Les initiatives visant à encourager les contributeurs à enrichir toujours plus l’encyclopédie constituent la première catégorie des apports spontanés de la communauté au dispositif wikipédien, en dehors de toute structure préétablie. Dépassant les possibilités offertes par la maquette originale, la communauté a ainsi très rapidement proposé d’aider au fonctionnement de Wikipédia. Utilisant les possibilités classiques d’un éditeur de page web, la communauté s’est entendue pour signaler à l’intérieur même des articles les faiblesses particulières dont ils sont entachés. Ainsi, il n’est pas rare de trouver çà et là dans un article la mention d’une déficience de source, et appelant donc les contributeurs à citer davantage l’origine des informations qu’ils apportent. Progressivement, une normalisation de ce type de mention a émergé, notamment à travers une échelle de dix-sept manquements concernant les sources d’information, allant du plus bénin (« référence souhaitée » pour permettre au lecteur de vérifier ou d’approfondir une information, qui par ailleurs n’est pas mise en doute) au plus grave (« article sans source » portant sur un article à l’information douteuse et controversée qui ne serait pas du tout étayée). Outre une mise en forme d’abord flottante, puis normalisée et donc très précise de chaque type de signalement de défaut, la communauté wikipédienne a créé un ensemble de pages dédiées non plus à la communication d’informations encyclopédiques, mais à la diffusion de conseils pour l’administration de l’encyclopédie. Accessibles depuis la page dédiée aux recommandations, plusieurs types de signalements ont ainsi été proposés par la communauté, par exemple « suspicion d’autobiographie »[7].

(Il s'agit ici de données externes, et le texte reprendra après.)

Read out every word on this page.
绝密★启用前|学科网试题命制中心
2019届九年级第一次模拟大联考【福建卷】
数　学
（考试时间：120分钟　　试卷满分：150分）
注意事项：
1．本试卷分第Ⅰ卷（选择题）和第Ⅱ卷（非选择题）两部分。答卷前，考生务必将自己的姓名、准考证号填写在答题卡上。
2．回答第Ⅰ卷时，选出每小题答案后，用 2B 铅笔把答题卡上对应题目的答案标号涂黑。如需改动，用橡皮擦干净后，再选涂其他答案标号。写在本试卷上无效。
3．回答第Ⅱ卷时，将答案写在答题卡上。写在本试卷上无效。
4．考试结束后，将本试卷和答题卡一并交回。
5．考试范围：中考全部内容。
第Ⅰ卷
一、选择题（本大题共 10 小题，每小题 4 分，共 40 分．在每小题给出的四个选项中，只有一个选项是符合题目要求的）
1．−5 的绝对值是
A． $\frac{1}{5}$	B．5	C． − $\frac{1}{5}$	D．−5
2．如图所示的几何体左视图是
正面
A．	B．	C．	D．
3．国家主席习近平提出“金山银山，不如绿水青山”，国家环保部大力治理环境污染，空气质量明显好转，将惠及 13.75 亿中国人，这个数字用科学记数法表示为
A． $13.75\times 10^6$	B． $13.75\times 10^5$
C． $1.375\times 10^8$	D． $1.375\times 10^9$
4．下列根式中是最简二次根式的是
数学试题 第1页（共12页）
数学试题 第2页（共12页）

Toujours dans l’optique de favoriser la participation des contributeurs à l’enrichissement de Wikipédia, la communauté a imaginé l’adjonction de bandeaux en tête d’article. Il s’agit simplement, pour n’importe quel contributeur, de placer un balisage graphique et typographique – dont la forme et l’utilisation ont également été progressivement réglementées – immédiatement après le titre de l’article pour attirer l’attention de la communauté sur un problème ou sur un état lié à l’article concerné. Certains bandeaux sont informatifs, comme le bandeau « ébauche », qui invite la communauté à enrichir l’article concerné dont l’information actuelle est vraiment très lacunaire, ou le bandeau « sous protection », qui signale que le sujet traité a suscité une confrontation d’idées tellement passionnée qu’un administrateur élu par la communauté a dû bloquer les possibilités d’édition pour tempérer les protagonistes et protéger l’encyclopédie. D’autres constituent des alertes qui signalent à la communauté que ses procédures de travail ont été transgressées dans le corps de l’article. En ce qui concerne les piliers fondateurs de Wikipédia, on trouve donc un bandeau signalant un « désaccord de pertinence » lorsque le sujet traité ne répond pas aux critères encyclopédiques définis par Wikipédia ; une « controverse de neutralité » portant sur des sujets où le principe wikipédien de représentation de tous les points de vue n’est pas respecté ; une violation du copyright, qui concerne la transgression du principe de liberté de droits liés à l’information mise en ligne. Une spécificité de l’usage du bandeau est que, s’il apparaît bel et bien dans l’article concerné, et peut donc attirer l’attention des usagers lors de leur navigation, il est également recensé automatiquement dans une page spécifique dédiée à la transgression constatée. La communauté est ainsi susceptible de se pencher particulièrement sur ces pages pour améliorer la qualité de l’information là précisé- ment où des manquements ont pu être constatés.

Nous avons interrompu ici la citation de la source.